Xia Bin, director of the finance research institute under the State Council's Development Research Center, said shifting to a prudent monetary policy will help promote China's sustainable growth. It is time for change with the domestic economy maintaining its strong momentum and with inflation running at a high level as liquidity from abroad grows.

China's economy grew 9.6 percent year on year in the third quarter this year, slowing from its 10.3-percent increase in the second quarter and 11.9 percent in the first quarter.
The momentum of growth continued to strengthen, as manufacturing activities saw the 21st straight monthly expansion in November.

However, consumer inflation hit a 25-month high of 4.4 percent in October, exceeding the government's target of 3 percent for this year, pushed up by soaring food prices.
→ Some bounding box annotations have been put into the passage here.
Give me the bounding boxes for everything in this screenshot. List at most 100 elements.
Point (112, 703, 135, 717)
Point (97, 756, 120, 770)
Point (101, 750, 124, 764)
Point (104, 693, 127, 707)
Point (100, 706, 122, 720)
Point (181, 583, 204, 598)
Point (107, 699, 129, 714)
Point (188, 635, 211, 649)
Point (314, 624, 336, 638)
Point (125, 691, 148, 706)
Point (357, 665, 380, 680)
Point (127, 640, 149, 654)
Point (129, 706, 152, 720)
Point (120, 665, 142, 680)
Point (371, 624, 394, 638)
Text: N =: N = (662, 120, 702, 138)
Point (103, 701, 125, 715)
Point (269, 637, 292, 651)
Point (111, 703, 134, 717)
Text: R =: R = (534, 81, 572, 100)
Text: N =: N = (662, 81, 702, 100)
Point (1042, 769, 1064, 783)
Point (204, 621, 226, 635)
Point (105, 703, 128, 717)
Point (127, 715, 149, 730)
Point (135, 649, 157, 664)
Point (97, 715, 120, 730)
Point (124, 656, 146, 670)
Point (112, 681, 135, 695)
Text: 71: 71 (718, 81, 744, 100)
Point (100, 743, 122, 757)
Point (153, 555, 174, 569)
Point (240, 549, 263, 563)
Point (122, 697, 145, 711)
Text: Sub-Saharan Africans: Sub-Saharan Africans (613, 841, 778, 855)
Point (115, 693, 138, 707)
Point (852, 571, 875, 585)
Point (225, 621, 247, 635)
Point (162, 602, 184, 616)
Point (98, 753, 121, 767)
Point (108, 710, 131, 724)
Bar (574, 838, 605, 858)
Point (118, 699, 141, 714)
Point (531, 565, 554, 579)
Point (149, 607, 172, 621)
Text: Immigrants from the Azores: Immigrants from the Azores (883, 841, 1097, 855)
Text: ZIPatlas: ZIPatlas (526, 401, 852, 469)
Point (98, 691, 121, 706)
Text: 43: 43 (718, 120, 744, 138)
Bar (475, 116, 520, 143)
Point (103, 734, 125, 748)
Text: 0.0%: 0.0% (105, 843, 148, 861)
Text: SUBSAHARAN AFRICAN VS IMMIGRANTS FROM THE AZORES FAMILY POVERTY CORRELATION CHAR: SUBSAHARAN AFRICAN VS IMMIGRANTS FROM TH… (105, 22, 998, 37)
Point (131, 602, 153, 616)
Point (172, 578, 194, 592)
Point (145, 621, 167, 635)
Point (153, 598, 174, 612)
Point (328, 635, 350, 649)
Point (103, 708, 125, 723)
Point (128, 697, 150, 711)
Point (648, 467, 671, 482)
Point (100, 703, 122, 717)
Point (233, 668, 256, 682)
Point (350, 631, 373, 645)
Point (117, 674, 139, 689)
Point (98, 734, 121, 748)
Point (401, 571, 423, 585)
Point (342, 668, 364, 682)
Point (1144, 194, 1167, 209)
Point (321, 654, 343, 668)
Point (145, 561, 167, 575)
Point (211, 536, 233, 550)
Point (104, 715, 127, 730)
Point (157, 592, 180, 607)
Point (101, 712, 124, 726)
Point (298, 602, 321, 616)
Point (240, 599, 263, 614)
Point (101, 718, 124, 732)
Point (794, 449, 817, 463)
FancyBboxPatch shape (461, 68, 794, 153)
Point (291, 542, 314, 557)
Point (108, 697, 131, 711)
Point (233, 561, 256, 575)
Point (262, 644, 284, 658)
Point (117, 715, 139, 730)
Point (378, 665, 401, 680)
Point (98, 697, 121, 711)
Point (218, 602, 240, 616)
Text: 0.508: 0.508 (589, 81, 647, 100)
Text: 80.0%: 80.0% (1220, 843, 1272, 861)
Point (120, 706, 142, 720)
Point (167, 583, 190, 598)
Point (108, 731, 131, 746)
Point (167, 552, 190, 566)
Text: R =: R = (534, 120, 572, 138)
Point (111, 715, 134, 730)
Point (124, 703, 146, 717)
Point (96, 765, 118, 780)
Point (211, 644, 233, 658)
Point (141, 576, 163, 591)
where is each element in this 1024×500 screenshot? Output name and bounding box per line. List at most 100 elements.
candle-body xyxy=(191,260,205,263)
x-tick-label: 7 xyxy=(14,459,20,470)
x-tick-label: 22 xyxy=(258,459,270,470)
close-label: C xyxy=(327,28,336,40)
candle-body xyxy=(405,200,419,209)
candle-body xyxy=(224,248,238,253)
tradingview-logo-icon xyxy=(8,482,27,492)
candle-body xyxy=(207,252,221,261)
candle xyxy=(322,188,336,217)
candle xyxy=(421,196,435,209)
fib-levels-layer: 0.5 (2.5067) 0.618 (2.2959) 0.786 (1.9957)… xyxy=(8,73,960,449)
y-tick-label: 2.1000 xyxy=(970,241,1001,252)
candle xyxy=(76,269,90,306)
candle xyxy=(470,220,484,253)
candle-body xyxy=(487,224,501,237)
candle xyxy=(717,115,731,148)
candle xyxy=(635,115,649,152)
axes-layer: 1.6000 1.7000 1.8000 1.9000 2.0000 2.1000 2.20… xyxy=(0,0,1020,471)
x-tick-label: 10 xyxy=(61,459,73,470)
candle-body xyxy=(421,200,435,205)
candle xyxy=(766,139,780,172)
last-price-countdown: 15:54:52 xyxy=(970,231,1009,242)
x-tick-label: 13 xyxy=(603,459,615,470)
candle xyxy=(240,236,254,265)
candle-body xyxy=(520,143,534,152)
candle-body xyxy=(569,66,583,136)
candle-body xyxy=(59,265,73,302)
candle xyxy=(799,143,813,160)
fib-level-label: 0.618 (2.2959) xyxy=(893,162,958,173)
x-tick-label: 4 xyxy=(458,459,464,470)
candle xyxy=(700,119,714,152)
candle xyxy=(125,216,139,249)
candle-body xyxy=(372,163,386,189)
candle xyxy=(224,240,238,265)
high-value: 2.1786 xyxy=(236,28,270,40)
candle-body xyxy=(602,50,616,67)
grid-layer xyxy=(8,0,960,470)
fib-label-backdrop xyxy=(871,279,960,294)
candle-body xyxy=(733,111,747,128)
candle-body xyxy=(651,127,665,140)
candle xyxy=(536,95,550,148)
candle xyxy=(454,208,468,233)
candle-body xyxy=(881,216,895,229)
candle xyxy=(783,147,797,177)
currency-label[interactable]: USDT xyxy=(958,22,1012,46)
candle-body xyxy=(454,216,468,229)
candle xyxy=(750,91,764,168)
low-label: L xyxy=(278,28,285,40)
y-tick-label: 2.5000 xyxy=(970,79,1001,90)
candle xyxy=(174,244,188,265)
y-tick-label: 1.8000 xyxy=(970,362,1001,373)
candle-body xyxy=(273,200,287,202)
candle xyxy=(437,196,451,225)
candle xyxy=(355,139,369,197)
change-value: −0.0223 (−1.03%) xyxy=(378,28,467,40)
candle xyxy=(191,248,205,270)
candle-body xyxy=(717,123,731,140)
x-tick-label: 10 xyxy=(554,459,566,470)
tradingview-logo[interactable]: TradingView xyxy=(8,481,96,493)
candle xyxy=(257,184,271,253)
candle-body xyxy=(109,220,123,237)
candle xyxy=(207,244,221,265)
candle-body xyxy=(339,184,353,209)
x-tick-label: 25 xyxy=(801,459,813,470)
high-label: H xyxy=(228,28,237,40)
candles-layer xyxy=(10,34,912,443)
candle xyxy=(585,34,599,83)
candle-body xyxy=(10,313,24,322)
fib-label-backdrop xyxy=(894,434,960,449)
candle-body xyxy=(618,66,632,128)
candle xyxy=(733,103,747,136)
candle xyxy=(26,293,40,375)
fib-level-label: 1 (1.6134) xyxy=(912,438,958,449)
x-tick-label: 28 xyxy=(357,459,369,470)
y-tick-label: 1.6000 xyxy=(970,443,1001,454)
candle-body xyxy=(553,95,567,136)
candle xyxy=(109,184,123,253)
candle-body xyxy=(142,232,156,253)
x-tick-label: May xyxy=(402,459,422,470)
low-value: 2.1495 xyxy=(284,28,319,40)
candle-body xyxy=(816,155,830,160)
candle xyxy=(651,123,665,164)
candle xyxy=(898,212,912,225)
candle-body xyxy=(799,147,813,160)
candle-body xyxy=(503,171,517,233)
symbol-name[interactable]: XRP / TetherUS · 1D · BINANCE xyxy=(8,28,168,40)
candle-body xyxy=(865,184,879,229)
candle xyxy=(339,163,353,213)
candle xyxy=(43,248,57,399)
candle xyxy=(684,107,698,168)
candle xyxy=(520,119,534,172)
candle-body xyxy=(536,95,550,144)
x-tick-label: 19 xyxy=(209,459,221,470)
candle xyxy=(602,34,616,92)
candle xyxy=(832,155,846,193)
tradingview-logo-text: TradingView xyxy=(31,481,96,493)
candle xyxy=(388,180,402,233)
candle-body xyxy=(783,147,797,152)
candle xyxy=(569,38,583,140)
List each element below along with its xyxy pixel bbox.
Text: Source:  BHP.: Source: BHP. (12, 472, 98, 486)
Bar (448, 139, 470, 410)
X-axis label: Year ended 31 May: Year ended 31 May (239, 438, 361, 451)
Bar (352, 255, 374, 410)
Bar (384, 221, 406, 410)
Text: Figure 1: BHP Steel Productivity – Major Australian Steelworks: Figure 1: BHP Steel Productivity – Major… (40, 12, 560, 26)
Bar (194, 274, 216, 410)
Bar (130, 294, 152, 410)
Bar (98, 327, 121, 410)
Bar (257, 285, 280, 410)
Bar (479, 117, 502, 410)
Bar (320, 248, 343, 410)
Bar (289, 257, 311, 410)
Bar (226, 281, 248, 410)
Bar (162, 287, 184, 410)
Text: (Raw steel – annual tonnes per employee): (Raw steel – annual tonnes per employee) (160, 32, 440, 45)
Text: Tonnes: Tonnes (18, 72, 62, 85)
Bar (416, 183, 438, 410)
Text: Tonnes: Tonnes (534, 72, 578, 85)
New loans in the first ten months of the year totaled 6.9 trillion yuan, slightly less than the government's full-year target of 7.5 trillion yuan. Many financial institutions have estimated November new loans are likely to have exceeded 500 billion yuan.

Broad money supply has exceeded 70 trillion yuan, surpassing the United States to become the world's largest, causing more concern and as the U.S. Federal Reserve moves toward a second round of quantitative easing.

Gao Peiyong, head of the Institute of Finance and Trade Economics under the Chinese Academy of Social Sciences, said China's macro-economic regulations has two goals: maintaining economic growth and curbing the rise in inflation. Maintaining economic growth requires a policy of fiscal expansion while fighting inflation requires tighter monetary policy. The current economic situation demands a combination of the two.

To check money expansion, the People's Bank of China, the central bank, hiked the benchmark interest rates in October and raised the reserve requirement ratio for banks twice in a month, indicating the government's concern about rising inflation.

The government has announced harsh measures, including price controls when necessary, and has cracked down on hoarding and speculation to prevent runaway price hikes.